France des territoires
Au-delà de l’image, Société Générale attend de la compétition un rayonnement à la fois international et national, alors qu’il est en train de déployer une nouvelle banque de détail dans l’Hexagone et d’installer un nouveau positionnement et de nouvelles marques régionales. « Les villages rugby que nous allons mettre en place dans toutes les villes hôtes vont y contribuer. L’objectif est de faire participer davantage de clients et de collaborateurs et de faire rayonner le rugby au-delà des stades », témoigne Laetitia Maurel. Pour cela, l’accent est mis sur la communication. Société Générale aussi bien que GMF, tout comme les autres partenaires, ont mis sur pied des plans médias à la hauteur. Reste maintenant à ce que l’Équipe de France brille dans la compétition. Car comme le rappelle Magali Tézenas du Montcel en guise d’évidence, « le parcours du XV de France conditionnera pour partie l’engouement du public et les retombées de l’événement ». Pour l’heure, tous les voyants sont au vert et certaines initiatives témoignent d’un intérêt inédit du public à l’approche du jour J. Ainsi, en vue notamment du match d’ouverture, Privateaser lance une opération test dans une trentaine d’établissements parisiens afin de permettre de réserver ses places à l’avance. En cause : « des demandes déjà supérieures aux capacités d’accueil de certains bars deux mois en amont de l’événement », souligne Nicolas Furlani, fondateur de la plateforme de réservation en ligne de lieux pour les événements. Une première - potentiellement amenée à être pérennisée - qui en dit long quant à la dimension prise par le rugby ces dernières années.
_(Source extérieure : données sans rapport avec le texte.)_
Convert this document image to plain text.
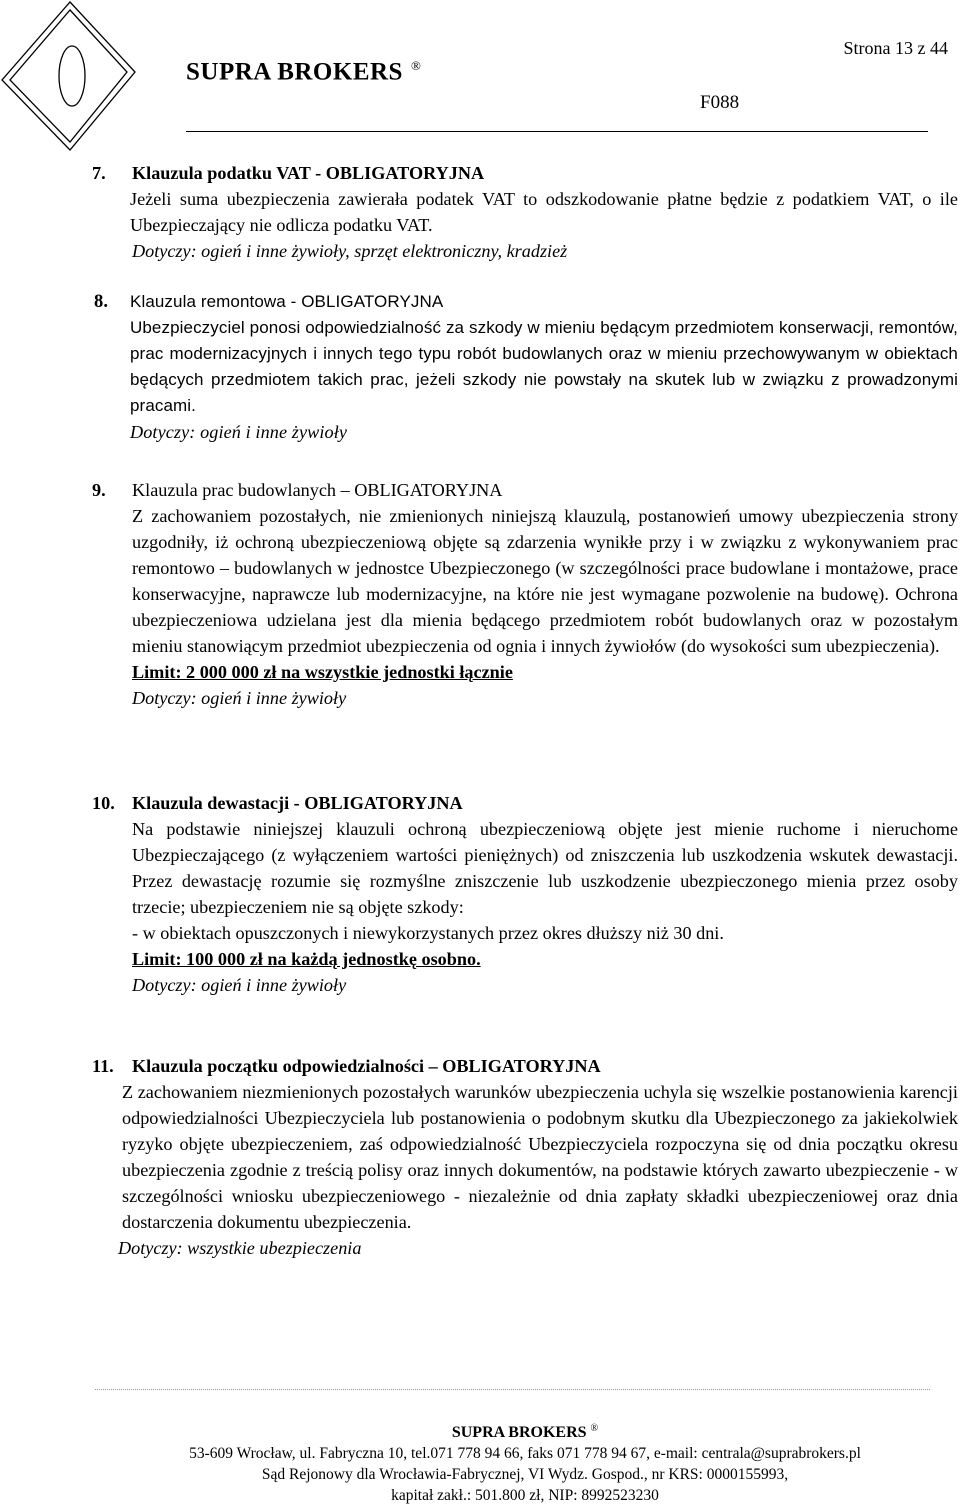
SUPRA BROKERS ®
Strona 13 z 44
F088
7.	Klauzula podatku VAT - OBLIGATORYJNA
Jeżeli suma ubezpieczenia zawierała podatek VAT to odszkodowanie płatne będzie z podatkiem VAT, o ile Ubezpieczający nie odlicza podatku VAT.
Dotyczy: ogień i inne żywioły, sprzęt elektroniczny, kradzież
8.	Klauzula remontowa - OBLIGATORYJNA
Ubezpieczyciel ponosi odpowiedzialność za szkody w mieniu będącym przedmiotem konserwacji, remontów, prac modernizacyjnych i innych tego typu robót budowlanych oraz w mieniu przechowywanym w obiektach będących przedmiotem takich prac, jeżeli szkody nie powstały na skutek lub w związku z prowadzonymi pracami.
Dotyczy: ogień i inne żywioły
9.	Klauzula prac budowlanych – OBLIGATORYJNA
Z zachowaniem pozostałych, nie zmienionych niniejszą klauzulą, postanowień umowy ubezpieczenia strony uzgodniły, iż ochroną ubezpieczeniową objęte są zdarzenia wynikłe przy i w związku z wykonywaniem prac remontowo – budowlanych w jednostce Ubezpieczonego (w szczególności prace budowlane i montażowe, prace konserwacyjne, naprawcze lub modernizacyjne, na które nie jest wymagane pozwolenie na budowę). Ochrona ubezpieczeniowa udzielana jest dla mienia będącego przedmiotem robót budowlanych oraz w pozostałym mieniu stanowiącym przedmiot ubezpieczenia od ognia i innych żywiołów (do wysokości sum ubezpieczenia).
Limit: 2 000 000 zł na wszystkie jednostki łącznie
Dotyczy: ogień i inne żywioły
10. Klauzula dewastacji - OBLIGATORYJNA
Na podstawie niniejszej klauzuli ochroną ubezpieczeniową objęte jest mienie ruchome i nieruchome Ubezpieczającego (z wyłączeniem wartości pieniężnych) od zniszczenia lub uszkodzenia wskutek dewastacji. Przez dewastację rozumie się rozmyślne zniszczenie lub uszkodzenie ubezpieczonego mienia przez osoby trzecie; ubezpieczeniem nie są objęte szkody:
- w obiektach opuszczonych i niewykorzystanych przez okres dłuższy niż 30 dni.
Limit: 100 000 zł na każdą jednostkę osobno.
Dotyczy: ogień i inne żywioły
11.	Klauzula początku odpowiedzialności – OBLIGATORYJNA
Z zachowaniem niezmienionych pozostałych warunków ubezpieczenia uchyla się wszelkie postanowienia karencji odpowiedzialności Ubezpieczyciela lub postanowienia o podobnym skutku dla Ubezpieczonego za jakiekolwiek ryzyko objęte ubezpieczeniem, zaś odpowiedzialność Ubezpieczyciela rozpoczyna się od dnia początku okresu ubezpieczenia zgodnie z treścią polisy oraz innych dokumentów, na podstawie których zawarto ubezpieczenie - w szczególności wniosku ubezpieczeniowego - niezależnie od dnia zapłaty składki ubezpieczeniowej oraz dnia dostarczenia dokumentu ubezpieczenia.
Dotyczy: wszystkie ubezpieczenia
SUPRA BROKERS ®
53-609 Wrocław, ul. Fabryczna 10, tel.071 778 94 66, faks 071 778 94 67, e-mail: centrala@suprabrokers.pl
Sąd Rejonowy dla Wrocławia-Fabrycznej, VI Wydz. Gospod., nr KRS: 0000155993,
kapitał zakł.: 501.800 zł, NIP: 8992523230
Dernière caractéristique essentielle pour la réussite du Mondial 2023 : la compétition sera assez bien répartie sur le territoire avec neuf stades concernés dans l’Hexagone, y compris dans des villes - Lille ou Nantes - pas forcément considérées comme des terres de rugby. Une raison qui a notamment poussé le groupe agroalimentaire Invivo à s’associer à l’événement. « Ce n’est pas simplement Paris qui est concerné mais la France dans son ensemble », se réjouit son CEO Thierry Blandinières, quant à un « coup de projecteur » sur des « territoires » et des « terres de champions » ayant vu grandir nombre d’internationaux français. Place au jeu désormais.
Ce 7 septembre, à J-1, TF1 diffusera en deuxième partie de soirée un documentaire immergeant le public dans la préparation du XV de France, baptisé Les Bleus en mission. En matière d’immersion dans le rugby, le groupe ne lésine pas sur le dispositif, s’étant notamment offert une recrue remarquée lors du mercato, Isabelle Ithurburu, longtemps figure du ballon ovale à Canal+, pour présenter ses magazines d’après-match. Comme consultants, il accueille plusieurs anciens internationaux, dont Christian Califano et Thomas Lombard, également DG du Stade Français. Le dispositif sera aussi digital avec, par exemple, l’accès à des résumés de matchs sur mesure (durée au choix) et en temps réel. Ambitieux, aussi, le dispositif mis en œuvre par Meta, pour sa première incursion de cette ampleur dans l’univers sportif. Le groupe a imaginé des « Superfans », des filtres en réalité augmentée destinés à accompagner la ferveur des supporters. Des partenariats ont été noués avec TF1 et L’Équipe pour des diffusions d’émissions en direct sur Facebook et Instagram, comme Fan zone, pour faire vivre les avant-matchs, avec TF1.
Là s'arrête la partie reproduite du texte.